OMAHA, Neb., (September 22, 2014) – The third annual Leading a Legacy Sale – a fundraiser for the National Junior Shorthorn Show, is set to take place Saturday, October 18, 2014 starting with a complimentary prime rib meal at 6 p.m. CST. Hosting the event again this year is Sullivan Farms in Dunlap, Iowa.
An auction of twenty-four unique lots will begin at 7 p.m. followed by a Vegas Night with one hundred percent of the proceeds going towards the National Junior Shorthorn Show. To start the auction, a Foundation Female lot will be offered for sale.
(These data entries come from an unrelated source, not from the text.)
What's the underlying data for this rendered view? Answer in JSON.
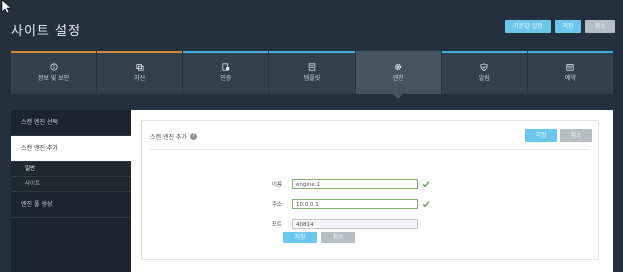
{
  "page": {
    "title": "사이트 설정"
  },
  "top_actions": [
    {
      "label": "기본값 설정",
      "style": "blue"
    },
    {
      "label": "저장",
      "style": "blue"
    },
    {
      "label": "취소",
      "style": "gray"
    }
  ],
  "tabs": [
    {
      "label": "정보 및 보안",
      "icon": "info-icon"
    },
    {
      "label": "자산",
      "icon": "asset-icon"
    },
    {
      "label": "인증",
      "icon": "auth-icon"
    },
    {
      "label": "템플릿",
      "icon": "template-icon"
    },
    {
      "label": "엔진",
      "icon": "gear-icon",
      "active": true
    },
    {
      "label": "알림",
      "icon": "shield-icon"
    },
    {
      "label": "예약",
      "icon": "calendar-icon"
    }
  ],
  "sidebar": {
    "items": [
      {
        "label": "스캔 엔진 선택"
      },
      {
        "label": "스캔 엔진 추가",
        "active": true,
        "subitems": [
          {
            "label": "일반",
            "active": true
          },
          {
            "label": "사이트"
          }
        ]
      },
      {
        "label": "엔진 풀 생성"
      }
    ]
  },
  "panel": {
    "title": "스캔 엔진 추가",
    "save_label": "저장",
    "cancel_label": "취소"
  },
  "form": {
    "name": {
      "label": "이름",
      "value": "engine 1"
    },
    "address": {
      "label": "주소",
      "value": "10.0.0.1"
    },
    "port": {
      "label": "포트",
      "value": "40814"
    },
    "save_label": "저장",
    "cancel_label": "취소"
  },
  "colors": {
    "accent_blue": "#6cc7ec",
    "accent_orange": "#d88a36",
    "valid_green": "#5aa845"
  }
}
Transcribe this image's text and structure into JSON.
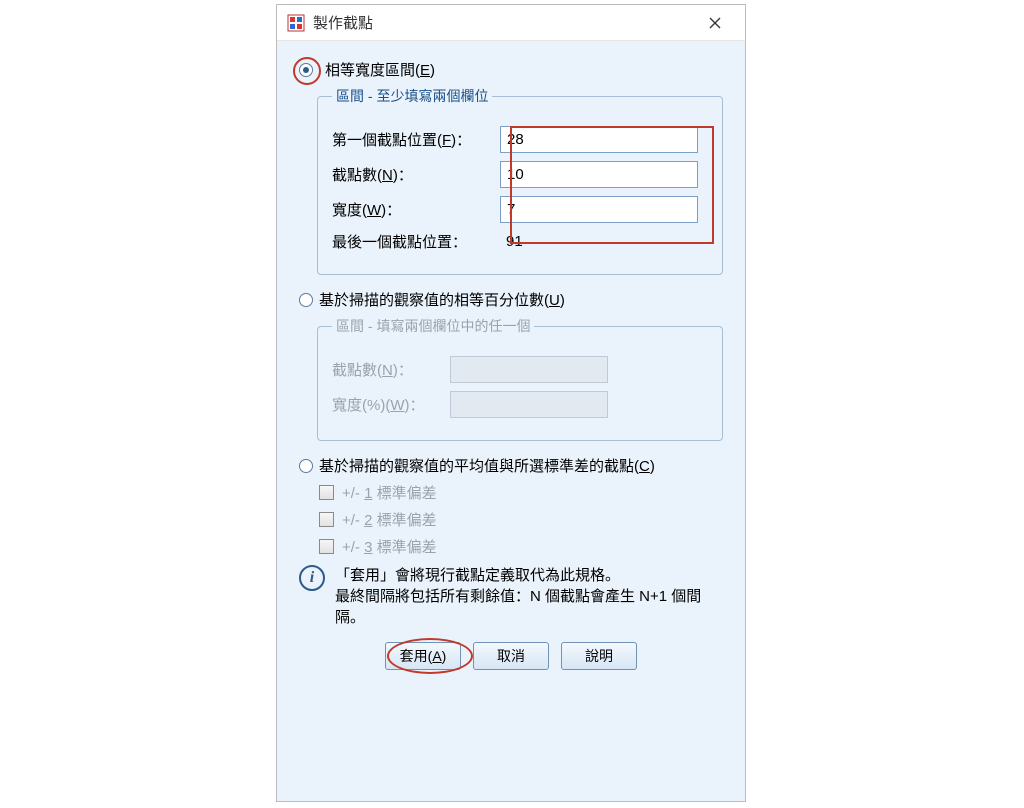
{
  "dialog": {
    "title": "製作截點",
    "close_label": "✕"
  },
  "option1": {
    "label_pre": "相等寬度區間(",
    "mn": "E",
    "label_post": ")",
    "selected": true,
    "groupbox_legend": "區間 - 至少填寫兩個欄位",
    "first_cut": {
      "label_pre": "第一個截點位置(",
      "mn": "F",
      "label_post": ")：",
      "value": "28"
    },
    "ncuts": {
      "label_pre": "截點數(",
      "mn": "N",
      "label_post": ")：",
      "value": "10"
    },
    "width": {
      "label_pre": "寬度(",
      "mn": "W",
      "label_post": ")：",
      "value": "7"
    },
    "last_cut": {
      "label": "最後一個截點位置：",
      "value": "91"
    }
  },
  "option2": {
    "label_pre": "基於掃描的觀察值的相等百分位數(",
    "mn": "U",
    "label_post": ")",
    "selected": false,
    "groupbox_legend": "區間 - 填寫兩個欄位中的任一個",
    "ncuts": {
      "label_pre": "截點數(",
      "mn": "N",
      "label_post": ")：",
      "value": ""
    },
    "width": {
      "label_pre": "寬度(%)(",
      "mn": "W",
      "label_post": ")：",
      "value": ""
    }
  },
  "option3": {
    "label_pre": "基於掃描的觀察值的平均值與所選標準差的截點(",
    "mn": "C",
    "label_post": ")",
    "selected": false,
    "chk1": {
      "pre": "+/- ",
      "mn": "1",
      "post": " 標準偏差"
    },
    "chk2": {
      "pre": "+/- ",
      "mn": "2",
      "post": " 標準偏差"
    },
    "chk3": {
      "pre": "+/- ",
      "mn": "3",
      "post": " 標準偏差"
    }
  },
  "info": {
    "line1": "「套用」會將現行截點定義取代為此規格。",
    "line2": "最終間隔將包括所有剩餘值：N 個截點會產生 N+1 個間隔。"
  },
  "buttons": {
    "apply": {
      "pre": "套用(",
      "mn": "A",
      "post": ")"
    },
    "cancel": "取消",
    "help": "說明"
  }
}
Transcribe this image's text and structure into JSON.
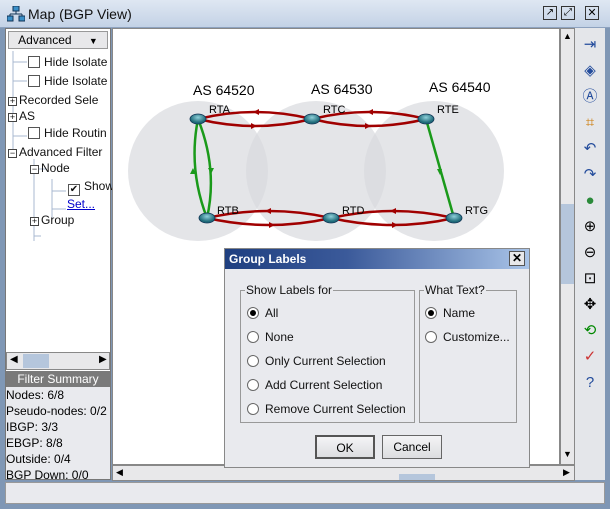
{
  "window": {
    "title": "Map (BGP View)",
    "icon": "network-map-icon"
  },
  "left_panel": {
    "dropdown": "Advanced",
    "tree": [
      {
        "label": "Hide Isolate",
        "type": "checkbox",
        "checked": false
      },
      {
        "label": "Hide Isolate",
        "type": "checkbox",
        "checked": false
      },
      {
        "label": "Recorded Sele",
        "type": "expander",
        "expanded": false
      },
      {
        "label": "AS",
        "type": "expander",
        "expanded": false
      },
      {
        "label": "Hide Routin",
        "type": "checkbox",
        "checked": false
      },
      {
        "label": "Advanced Filter",
        "type": "expander",
        "expanded": true
      },
      {
        "label": "Node",
        "type": "expander",
        "expanded": true
      },
      {
        "label": "Show",
        "type": "checkbox",
        "checked": true
      },
      {
        "label": "Set...",
        "type": "link"
      },
      {
        "label": "Group",
        "type": "expander",
        "expanded": false
      }
    ],
    "summary_title": "Filter Summary",
    "summary": [
      "Nodes: 6/8",
      "Pseudo-nodes: 0/2",
      "IBGP: 3/3",
      "EBGP: 8/8",
      "Outside: 0/4",
      "BGP Down: 0/0"
    ]
  },
  "map": {
    "as_groups": [
      "AS 64520",
      "AS 64530",
      "AS 64540"
    ],
    "routers": [
      "RTA",
      "RTB",
      "RTC",
      "RTD",
      "RTE",
      "RTG"
    ],
    "colors": {
      "ebgp": "#a00000",
      "ibgp": "#1a9a1a",
      "as_circle": "#e4e6ea",
      "router": "#2f7f8f"
    }
  },
  "toolbar": [
    "fit-icon",
    "3d-icon",
    "layout-icon",
    "select-nodes-icon",
    "undo-icon",
    "redo-icon",
    "globe-icon",
    "zoom-in-icon",
    "zoom-out-icon",
    "zoom-fit-icon",
    "pan-icon",
    "rotate-icon",
    "report-icon",
    "help-icon"
  ],
  "dialog": {
    "title": "Group Labels",
    "show_labels_for": {
      "legend": "Show Labels for",
      "options": [
        "All",
        "None",
        "Only Current Selection",
        "Add Current Selection",
        "Remove Current Selection"
      ],
      "selected": "All"
    },
    "what_text": {
      "legend": "What Text?",
      "options": [
        "Name",
        "Customize..."
      ],
      "selected": "Name"
    },
    "ok": "OK",
    "cancel": "Cancel"
  }
}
Donated this year by Rockin’ G Land and Cattle, Middletown, Illinois, the Foundation Female is a daughter of SULL Red Reward 9321 and SULL Mirage Forever 8121.

 

Other items to be featured in the auction include: the opportunity to advertise on the cover of the National Junior Shorthorn Show program, a guitar signed by the Eli Young Band, a Legacy Livestock Imaging photo shoot, and several trips. Junior Shorthorn supporters will also have the opportunity to bid on many other unique and useful items throughout the evening.

 

Excitement is building for the event. Director of Junior Activities, Gwen Crawford, commented, “The Leading a Legacy Sale is one of our largest fundraisers for our juniors. It is an opportunity for the Junior and Senior members to come together for a fun evening of Shorthorn fellowship and support a great cause.”

 

Last year’s sale grossed over $64,000 for the Shorthorn Junior National.  “The amount of support from juniors and breeders was incredible,” host John Sullivan said. “The junior national means a lot to Shorthorn kids and the results proved that.”